Судя по всему, оба были нетрезвы, их маски-домино скрывали лица.

— Шли бы вы мимо, — сказал отец Реми таким голосом, какого я у него ни разу не слышала.

Все в этом голосе было: и аристократическая лень, и нежелание возиться с дерзкими, и сознание собственной силы. Ничего общего с приятным говорком священника из Прованса.

— Не вам указывать, где нам ходить! — сказал второй. — Да вы тут даму мучаете. Не годится так поступать, сударь, не годится!

— Дама не жалуется, — сказала я. Пора было прекращать эту бессмысленную болтовню. — Идемте в зал, Доктор.

— Идемте, Коломбина, — он подал мне руку.

Мужчины посторонились, однако, когда мы с отцом Реми проходили мимо, высокий схватил меня за локоть. Я дернулась, высвобождаясь, а мой Доктор развернулся и взял нахала за горло прежде, чем мы все успели сообразить, что произошло. Локоть освободился как по волшебству.

— Сударь, — вкрадчиво сказал отец Реми, который недавно сообщал моему отцу, что его учили не драться, а убивать, — нехорошо приставать к даме.

— Сударь! — второй, оставшийся на свободе, приставил к горлу священника кинжал. — Не обижайте моего друга.

Так же, как тогда, в переулке, я не поняла, как все произошло. Отец Реми двинулся, клинок звякнул о мраморный пол, а нахал взвыл и прижал к груди вывихнутое запястье. Пальцы священника разжались, он отпустил того, которого держал за горло, и отступил.

— Надеюсь, наши разногласия улажены, господа?

— Вовсе нет! — высокий содрал с руки печатку и швырнул в лицо отцу Реми. Перчатка стукнулась о нос Доктора и свалилась священнику под ноги. — Завтра мы сможем разрешить наши противоречия в более подобающей обстановке.

— О Боже, — устало сказал отец Реми. — Вы хотя бы понимаете, из-за чего собираетесь драться?

— Господа, — сказала я, — перестаньте.

Но меня не слушали.

— Вы нас оскорбили! — каркнул тот, с вывихнутым запястьем.

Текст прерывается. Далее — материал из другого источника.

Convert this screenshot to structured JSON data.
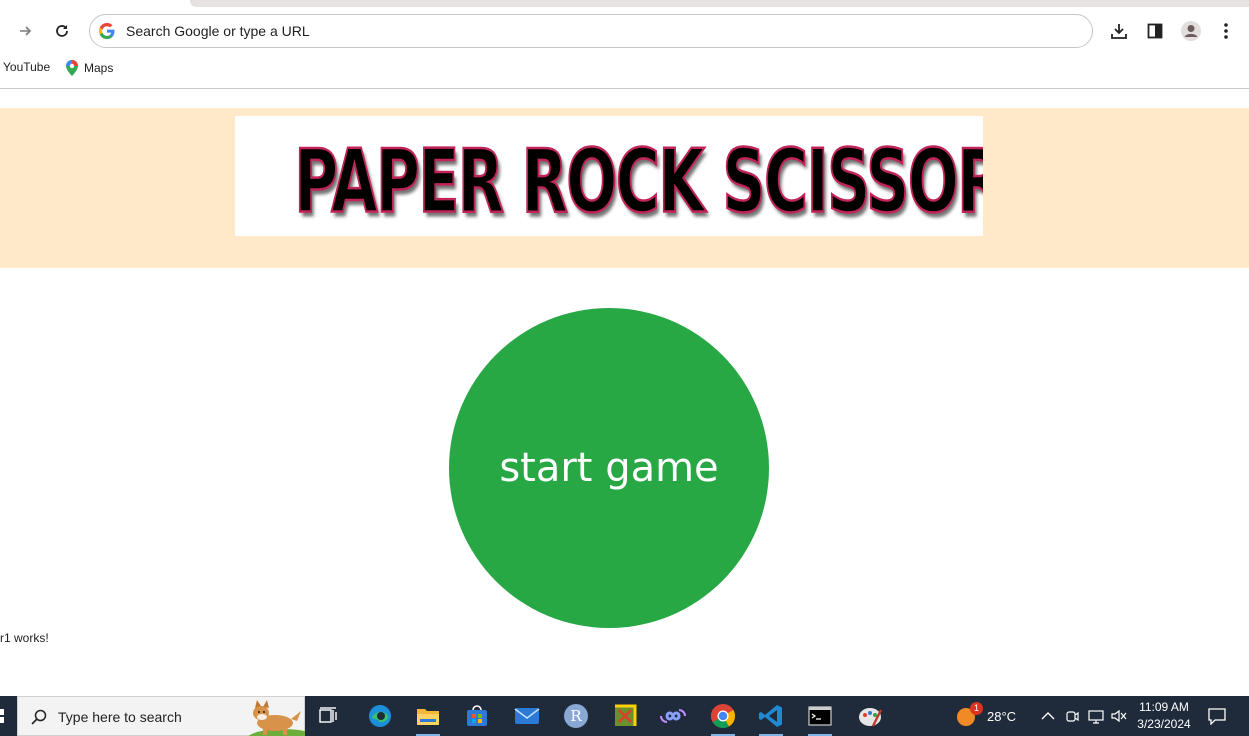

— А вы оскорбили меня. И мою даму. Мы квиты, не так ли?

— Нет, — высокий надвинулся на него. — Мое имя…

— Тшш, — отец Реми прижал палец к губам. — Положение, надо сказать, весьма неловкое. Опять же маскарад, давайте обойдемся без имен, — он наклонился и поднял перчатку. — Хорошо, если вы так желаете…

— Нет, — сказала я, — нет, не надо.

И опять никто не услышал.

— Завтра, — продолжал высокий. — В восемь утра, в Клиши-ла-Гаренн. У новой церкви повернете направо и поедете до конца, там и встретимся.

— Шпаги. До первой крови. И все в масках. Без имен.

Отец Реми сунул перчатку за пояс, рядом с белым докторским платком, повернулся и как ни в чем не бывало вновь предложил мне руку:

— Идемте теперь, прекрасная Коломбина.

Я едва могла идти: задыхалась от ярости. Мы вплыли в огромный танцующий зал, и мне немедленно сделалось тесно, будто слишком сильно затянули корсет, отец Реми вел меня сквозь толпу.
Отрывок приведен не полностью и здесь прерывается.